A 15-25 storey Alt or Moxy would kill it in this location.
Also.... Montreal has really similar economics when it comes to the rental market, but I've noticed they're able to build concrete high rise. The overall architecture for new products is much better.
Lower incomes here (Montreal), too. I don't think we're getting the full story from developers in Edmonton.
I'm not so sure that Montreal really has similar economics. This is anecdotal, so take it with a grain of salt, but my impression was that rent was cheap
if you lived in an older building, in a non-renovated unit, without a dishwasher/in-unit laundry, and so on. My third-story walkup apartment in Rosemont got extremely hot in the summer and had terrible soundproofing, but I didn't really care because I was paying ~$1000 for a 4 1/2. Montreal's vibrancy benefits a lot from the fact that artists, students, etc. can get by in this huge stock of older, livable but not entirely pleasant housing.
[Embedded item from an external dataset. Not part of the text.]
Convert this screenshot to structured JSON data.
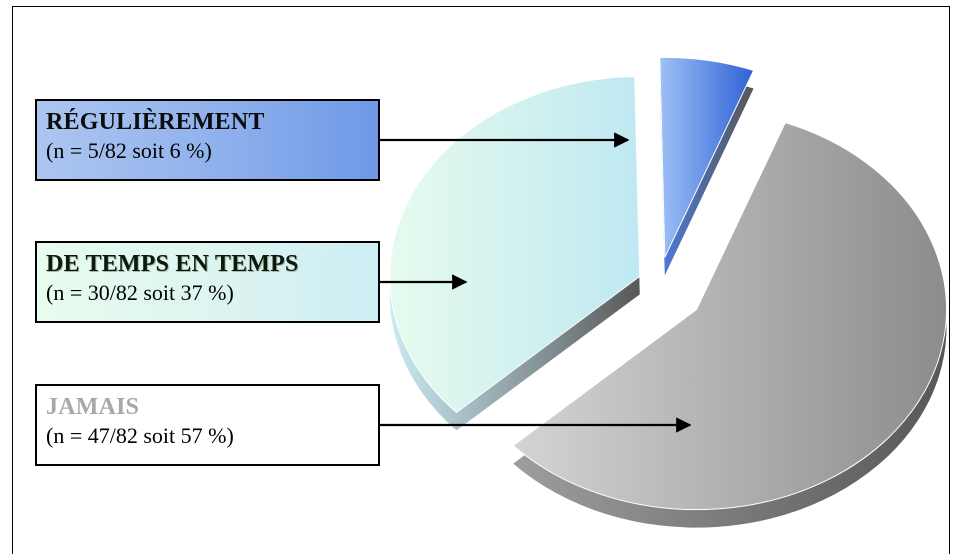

We'll see if this situation survives the end of the lease transfer—there's tremendous anxiety about rising cost of living.
I had friends who lived in new builds in Griffintown, and I got the sense that
they were paying a good deal more than people would pay for comparable units in Edmonton. My sense is also that a lot of the newer rowhouses in Rosemont, Villeray, etc. are condo, not apartment, and condos in Montreal are much more expensive than in Edmonton. So for a builder, I think the situation really is quite different between the two cities.